Governor Brown's community college plan isn't sitting well with some

FRESNO, Calif.

Now that Proposition 30 has passed, the Governor is placing a renewed focus on the state's struggling school system -- and that could mean big changes are in store for the 112 community college system.

Brown's recommendations are reportedly aimed at keeping community colleges affordable, classes accessible and moving students faster through the system towards graduation or transfer to a four-year university, but some of his suggestions aren't sitting well with students.

"We all have different learning abilities. Some are quicker, some are slower, but that doesn't make any one of us better than the other," said Fresno City College student Michael Urtigliano.

Fresno City college President Tony Cantu said the completion of courses is the driving force behind the Governor's plan.

"We need to make sure students come in, get the services they need and then move on," he said.

Cantu agreed the proposals are among the most significant policy changes to community colleges in recent years. Changes, he said, that could reshape campus operations.

"I think there's some components to it that the system has been talking about for a long time anyway," he said. "So I think it gives the community colleges some leverage to see some of those things come true."

Cantu said the plan is intended to build upon changes proposed last year by a statewide task force to improve the colleges. Some of the ideas include priority registration for certain groups such as veterans and foster youth, as well as preventing students from repeating courses merely to improve their grades.

"I don't think that's fair, because if you want to transfer to a university sometimes you need to pick up your GPA to meet the University requirements and if you're not allowed to repeat the class, how are you supposed to replace the grade?" said student Vanna Nauk.

Cantu said Brown's plan goes further than the task force by including provisions to move students faster through the system.
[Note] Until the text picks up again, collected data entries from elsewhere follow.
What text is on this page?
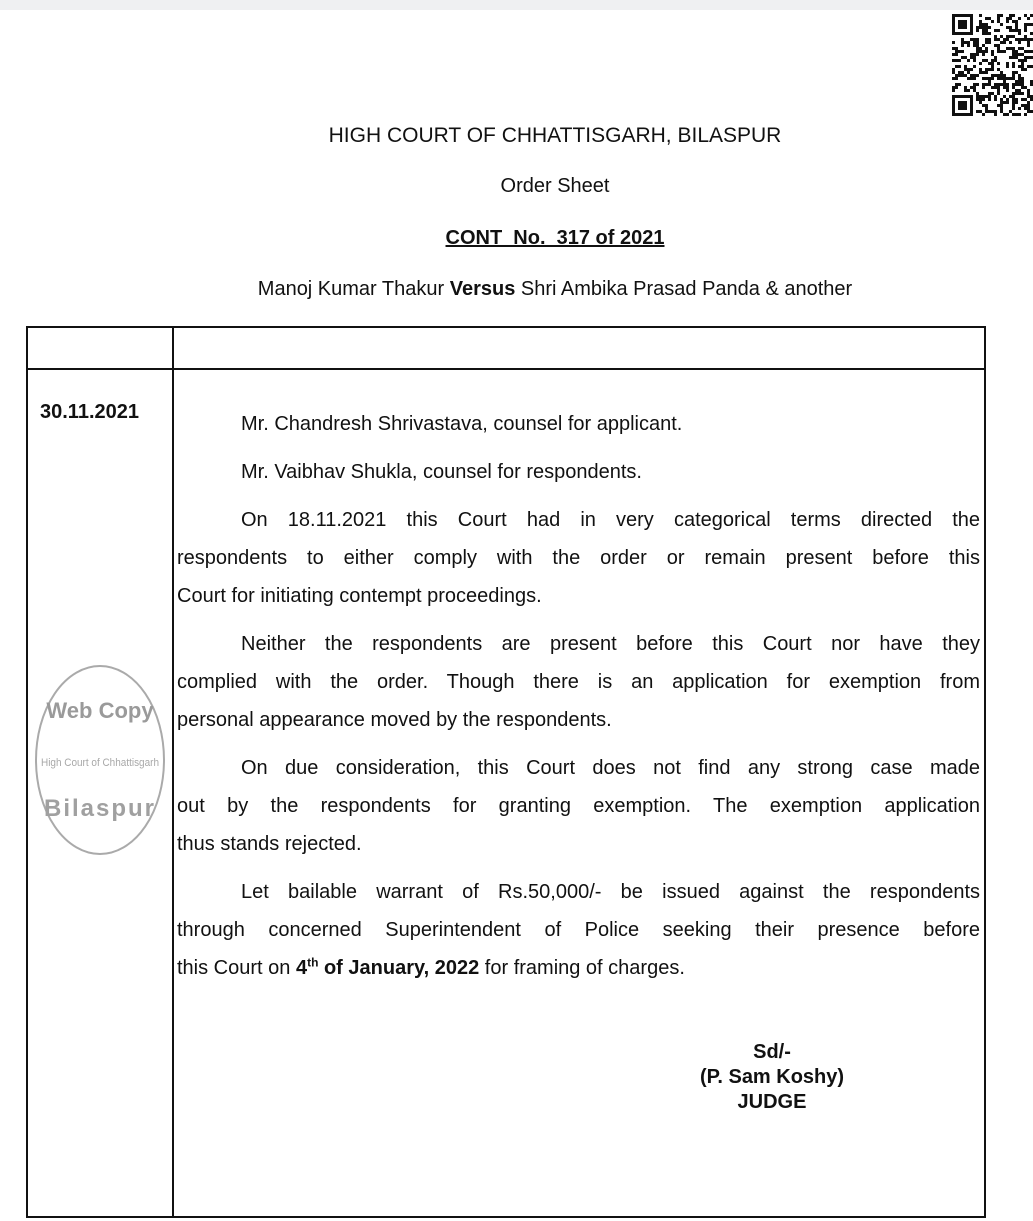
HIGH COURT OF CHHATTISGARH, BILASPUR
Order Sheet
CONT  No.  317 of 2021
Manoj Kumar Thakur Versus Shri Ambika Prasad Panda & another
30.11.2021
Mr. Chandresh Shrivastava, counsel for applicant.
Mr. Vaibhav Shukla, counsel for respondents.
On 18.11.2021 this Court had in very categorical terms directed the
respondents to either comply with the order or remain present before this
Court for initiating contempt proceedings.
Neither the respondents are present before this Court nor have they
complied with the order. Though there is an application for exemption from
personal appearance moved by the respondents.
On due consideration, this Court does not find any strong case made
out by the respondents for granting exemption. The exemption application
thus stands rejected.
Let bailable warrant of Rs.50,000/- be issued against the respondents
through concerned Superintendent of Police seeking their presence before
this Court on 4th of January, 2022 for framing of charges.
Sd/-
(P. Sam Koshy)
JUDGE
Web Copy
High Court of Chhattisgarh
Bilaspur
Starting next fall, Brown suggests putting a cap on classes at 90 units, requiring students who go beyond that to pay the full cost of instruction or $190 dollars per unit. That's compared to the $46 they're paying now.

Students we talked with said they're concerned the cap will be devastating to students with a double major, who may be returning to college to increase their skills for a new job or want to explore their interests before deciding which field of study to pursue a degree in.
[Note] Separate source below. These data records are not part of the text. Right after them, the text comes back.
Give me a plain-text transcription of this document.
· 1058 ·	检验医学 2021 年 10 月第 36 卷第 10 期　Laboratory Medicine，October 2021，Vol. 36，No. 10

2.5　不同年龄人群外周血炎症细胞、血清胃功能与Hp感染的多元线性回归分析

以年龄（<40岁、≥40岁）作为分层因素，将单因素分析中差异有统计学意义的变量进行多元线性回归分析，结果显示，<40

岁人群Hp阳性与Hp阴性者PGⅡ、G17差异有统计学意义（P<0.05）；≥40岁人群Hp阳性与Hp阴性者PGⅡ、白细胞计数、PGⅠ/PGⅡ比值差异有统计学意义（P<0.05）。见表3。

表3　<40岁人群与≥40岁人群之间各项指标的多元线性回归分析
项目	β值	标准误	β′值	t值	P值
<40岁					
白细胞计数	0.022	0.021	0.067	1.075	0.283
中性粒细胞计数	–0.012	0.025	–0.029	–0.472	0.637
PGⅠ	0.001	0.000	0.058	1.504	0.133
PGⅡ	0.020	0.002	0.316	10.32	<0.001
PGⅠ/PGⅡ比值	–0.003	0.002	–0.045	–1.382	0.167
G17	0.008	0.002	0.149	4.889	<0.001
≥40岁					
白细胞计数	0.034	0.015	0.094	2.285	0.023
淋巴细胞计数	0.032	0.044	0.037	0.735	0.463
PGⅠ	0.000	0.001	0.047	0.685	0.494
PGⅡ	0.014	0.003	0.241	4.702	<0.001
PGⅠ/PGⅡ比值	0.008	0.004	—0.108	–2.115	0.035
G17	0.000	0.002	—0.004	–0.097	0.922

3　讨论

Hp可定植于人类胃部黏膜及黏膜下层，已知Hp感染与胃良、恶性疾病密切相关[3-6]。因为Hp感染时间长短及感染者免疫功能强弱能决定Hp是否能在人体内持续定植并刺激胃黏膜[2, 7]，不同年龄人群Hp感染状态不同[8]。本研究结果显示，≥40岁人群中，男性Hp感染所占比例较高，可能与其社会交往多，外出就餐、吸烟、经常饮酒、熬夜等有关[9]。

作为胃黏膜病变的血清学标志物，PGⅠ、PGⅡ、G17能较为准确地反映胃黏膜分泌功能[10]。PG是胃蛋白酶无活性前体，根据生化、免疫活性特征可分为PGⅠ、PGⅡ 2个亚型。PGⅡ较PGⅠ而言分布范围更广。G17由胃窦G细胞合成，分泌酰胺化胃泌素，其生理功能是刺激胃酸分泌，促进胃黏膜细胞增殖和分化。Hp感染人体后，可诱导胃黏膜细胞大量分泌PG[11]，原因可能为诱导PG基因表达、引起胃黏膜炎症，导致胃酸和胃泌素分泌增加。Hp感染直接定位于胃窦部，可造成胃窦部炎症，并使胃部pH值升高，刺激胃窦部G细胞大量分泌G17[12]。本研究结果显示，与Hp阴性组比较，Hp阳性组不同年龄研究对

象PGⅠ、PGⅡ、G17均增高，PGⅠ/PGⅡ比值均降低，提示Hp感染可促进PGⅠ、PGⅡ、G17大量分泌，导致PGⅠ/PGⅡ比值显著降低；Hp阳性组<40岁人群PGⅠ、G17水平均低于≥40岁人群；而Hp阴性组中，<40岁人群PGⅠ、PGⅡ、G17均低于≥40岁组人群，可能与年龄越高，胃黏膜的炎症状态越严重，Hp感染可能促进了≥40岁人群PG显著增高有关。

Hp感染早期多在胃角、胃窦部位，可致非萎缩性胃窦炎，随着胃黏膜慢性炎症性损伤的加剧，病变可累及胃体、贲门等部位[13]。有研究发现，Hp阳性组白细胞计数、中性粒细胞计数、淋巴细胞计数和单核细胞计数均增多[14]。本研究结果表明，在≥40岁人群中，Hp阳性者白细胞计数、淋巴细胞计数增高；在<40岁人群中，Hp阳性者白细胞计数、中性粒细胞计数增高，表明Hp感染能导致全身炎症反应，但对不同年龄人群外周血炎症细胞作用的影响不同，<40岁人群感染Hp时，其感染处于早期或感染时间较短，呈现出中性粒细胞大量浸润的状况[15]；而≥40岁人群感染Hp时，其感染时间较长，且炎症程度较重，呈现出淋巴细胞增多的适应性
"For some students it may take them a little longer to figure out what they want to do, for instance, myself, it's taken me a lot longer to figure out what I want to do and I'm passed the 90," said Urtigliano.

Urtigliano said he finally decided to become a paralegal and is now on track to graduate.

While that didn't sit well with students, one of the most controversial components of the plan is to change the funding formula for community colleges to pay schools for students who complete courses. Right now, funding is based on the number of students enrolled in the third or fourth week of a term. If the plan is approved by state legislators, it would be phased in over several years and the savings would be reinvested in support services.